AFG 1.08% $1.37 australian finance group ltd

http://www.news.com.au/heraldsun/story/0,21985,23235945-664,00.ht...

  1. 1,078 Posts.
    http://www.news.com.au/heraldsun/story/0,21985,23235945-664,00.html

    Terry McCrann

    February 19, 2008 12:00am

    DAVID Coe's Allco entrepreneurial finance group is dead. The cause of death is exactly the same as that of Tricom, the entrepreneurial broking firm of - former - close acquaintance.

    Self-destruction of confidence.

    And as with Tricom, the only question is the manner of burial. With a particularly exquisite touch in Allco's case.

    For the ever-entrepreneurial Macquarie Bank is trying to do to Allco what the two of them in partnership tried last year to do to Qantas.

    Nothing nasty - well, not too nasty. Just make a big profit.

    MacBank wants to either pick out the best bits from the Allco carcase, leaving the rest to, well, do what residual bits of carcases do.

    Or set such a high price for its rescue, that there's nothing much left for continuing Allco shareholders.
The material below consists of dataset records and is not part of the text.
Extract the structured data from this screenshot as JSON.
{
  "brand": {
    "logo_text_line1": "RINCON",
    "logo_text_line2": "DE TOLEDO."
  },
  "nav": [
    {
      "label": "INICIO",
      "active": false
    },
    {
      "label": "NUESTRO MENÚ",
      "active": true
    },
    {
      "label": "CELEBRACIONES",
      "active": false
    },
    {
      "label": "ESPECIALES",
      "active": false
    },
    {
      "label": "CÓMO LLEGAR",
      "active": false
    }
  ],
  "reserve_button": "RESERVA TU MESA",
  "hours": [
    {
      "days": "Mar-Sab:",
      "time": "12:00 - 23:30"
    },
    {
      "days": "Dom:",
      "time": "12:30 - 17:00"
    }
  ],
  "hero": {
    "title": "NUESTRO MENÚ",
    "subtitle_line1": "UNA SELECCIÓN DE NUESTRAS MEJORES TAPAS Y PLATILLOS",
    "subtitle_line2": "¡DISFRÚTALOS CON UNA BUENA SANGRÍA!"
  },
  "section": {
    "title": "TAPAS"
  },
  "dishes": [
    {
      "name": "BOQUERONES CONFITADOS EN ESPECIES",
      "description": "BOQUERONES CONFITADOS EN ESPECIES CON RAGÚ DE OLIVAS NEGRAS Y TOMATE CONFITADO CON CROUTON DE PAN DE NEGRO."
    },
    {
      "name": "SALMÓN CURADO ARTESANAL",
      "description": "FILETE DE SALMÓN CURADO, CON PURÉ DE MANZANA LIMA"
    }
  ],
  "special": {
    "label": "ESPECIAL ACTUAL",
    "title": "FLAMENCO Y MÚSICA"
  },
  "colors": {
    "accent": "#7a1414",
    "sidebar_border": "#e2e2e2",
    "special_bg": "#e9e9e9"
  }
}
    Either which way -- or indeed whether a third party can 'trump' MacBank - the Allco which went into a trading halt more than a week ago, is not going to re-appear. Far less, have any sort of future.

    It's the confidence, stupid.

    At the best of times, you can't do what Allco - and Tricom - have done; and then go seamlessly back to the future as usual.

    In today's markets of fear, it is impossible. Confidence is the absolute foundation of any financial institution. Shatter it, and you are dead.

    In the case of Tricom it was to fail to settle. Even if it could sustain an argument that failure was technical rather than substantive, there's no coming back.

    So Tricom is looking for a partner which can make "a cash injection". Again that likely partner, broking firm Bell Partners, is going to strike a deal entirely in its own - very - best interests.

    What it wants is to strip away Tricom's customers and leave all the rest with carcase. Whatever the form of such a deal, the substantive consequence is to bury Tricom.

    And the same applies, if worse to Allco. Because it faces the added pressure that the auditors and the directors have to sign off on its accounts.

    The only conclusion possible from its failure to release its half-year accounts last Friday, is that either the directors or the auditors or more probably both have refused to so sign.

    On the basis they cannot be satisfied of Allco's continuing viability. The proximate reason: it's need to pay approximately $400 million.

    If Allco couldn't put its corporate hands on such a sum before it took itself into suspension and was unable to release its accounts, there is no way on this earth that it can now find the money in anything remotely like the normal course.

    Allco's first little problem is settling on the purchase of a portfolio of power plants in the US. Up to $200 million is due in March.

    Then it has $250 million in a bridge facility from two banks that has to be repaid at the start of May.

    In normal times these would not be especially big amounts. These days, they might just as well be $200 billion and $250 billion.

    No one is going to provide 'conventional' funding, simply, because of fear. And any provision of 'unconventional' funding is going to be driven by two inter-locking imperatives.

    Making the biggest possible profit at the lowest constructible risk. That's to say, to separate out the riskiest stuff and/or claim as much of any remaining Allco equity capital to underwrite any lending.

    Coe has a fundamental chicken and egg problem. Directors won't sign off on the accounts until he gets funding. And it's all but impossible to get funding until directors sign off.

    In the devastatingly corrosive market conditions, this is a terminal chicken and bad egg.

    In the extraordinary event that Allco got funding, it still wouldn't be able to survive beyond the very short term.

    It's business 'model' is destroyed. It would just bleed more slowly to death.

    A form of 'living death' is a possibility. Where like the former RAMS property lending group, the 'healthy' business - such as it is - goes elsewhere.

    And Allco just becomes a shell, taking in money as assets mature and paying it out on liabilities.

    The best hope he has is generating an auction. The problem with that is that it would be an auction over the 'good bits'. That would leave the rump-as-carcase.

    Should the exchange ask Allco if directors are refusing to sign the accounts? It would be a devastating question.